Quick wins are important during the first stage as they can help increase the authorities’ confidence and encourage further reforms. The recommended strategy includes:
- Consolidating cash resources in an account controlled by the treasury at the central bank to pay for priority expenditures.
- Putting in place capacity to prepare a comprehensive cash-based annual budget covering all entities of the central government.
- Producing basic fiscal reports on the execution of budget, to ensure accountability to the public and development partners, and to help fight corruption.

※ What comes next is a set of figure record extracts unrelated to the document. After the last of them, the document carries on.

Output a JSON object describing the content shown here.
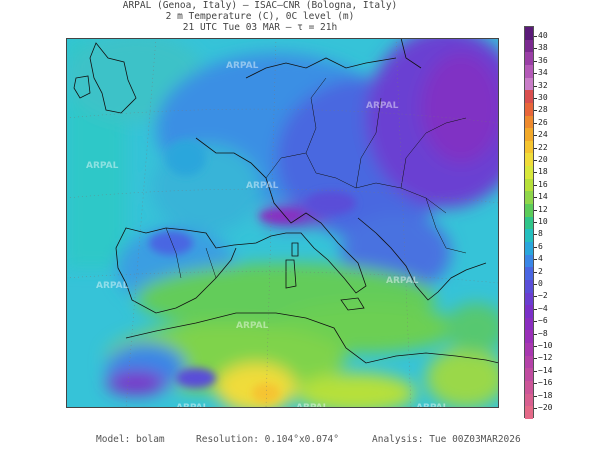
{
  "header": {
    "line1": "ARPAL (Genoa, Italy)  –  ISAC–CNR (Bologna, Italy)",
    "line2": "2 m Temperature (C), 0C level (m)",
    "line3": "21 UTC Tue 03 MAR  –  τ = 21h"
  },
  "watermark_text": "ARPAL",
  "colorbar": {
    "labels": [
      "40",
      "38",
      "36",
      "34",
      "32",
      "30",
      "28",
      "26",
      "24",
      "22",
      "20",
      "18",
      "16",
      "14",
      "12",
      "10",
      "8",
      "6",
      "4",
      "2",
      "0",
      "−2",
      "−4",
      "−6",
      "−8",
      "−10",
      "−12",
      "−14",
      "−16",
      "−18",
      "−20"
    ],
    "colors": [
      "#5a1a78",
      "#7b2a90",
      "#9a3fa6",
      "#b45ab8",
      "#c97ec8",
      "#d94f4f",
      "#e8663a",
      "#ee8a2e",
      "#f2a92a",
      "#f5c430",
      "#f0dc3a",
      "#d8e83c",
      "#b6e03a",
      "#8fd64a",
      "#5ccc5a",
      "#30c58a",
      "#25bfbf",
      "#2aa6dc",
      "#3a86e6",
      "#4a66e2",
      "#5a4ed8",
      "#6a3ed0",
      "#7a30c8",
      "#8a2ec0",
      "#9a30b8",
      "#a838b0",
      "#b442a8",
      "#c04ca0",
      "#cc5698",
      "#d86090",
      "#e46a88"
    ]
  },
  "footer": {
    "model": "Model: bolam",
    "resolution": "Resolution: 0.104°x0.074°",
    "analysis": "Analysis: Tue 00Z03MAR2026"
  }
}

These actions reduce the opportunities to divert resources from where they are intended and most needed.
- In the short to medium-term, drafting and adopting appropriate legislation to support the reforms.
Once the situation is more stable, fragile states should progressively focus on:
- Establishing a medium-term budget framework that analyzes the impact of fiscal policies over the longer-term.
- Implementing a financial management information system that supports the planning and implementation of the budget.
- Ensuring the creation of an internal control framework to manage the budget execution and reporting process.
- Developing accounting and reporting standards in accordance with international practice.
- Strengthening cash and debt management arrangements. This includes the gradual establishment of a treasury single account, a comprehensive electronic government payment system, developed cash planning capacity, introduction of a debt recording and reporting system, and integrated cash and debt management capabilities.
Finally, the paper highlights the importance of targeting TA to achieve fiscal stability and secure, stable and elastic revenues; setting priorities and paying attention to reform sequencing; promoting effective coordination between the countries and their development partners; designing and implementing medium-term reform strategies to help countries exit fragility; considering a more extensive TA presence and more flexible TA delivery modes; and further integrating this support into the Fund’s lending and surveillance operations.
 Mario Pessoa is Deputy Division Chief in the PFM2 Division of the IMF’s Fiscal Affairs Department.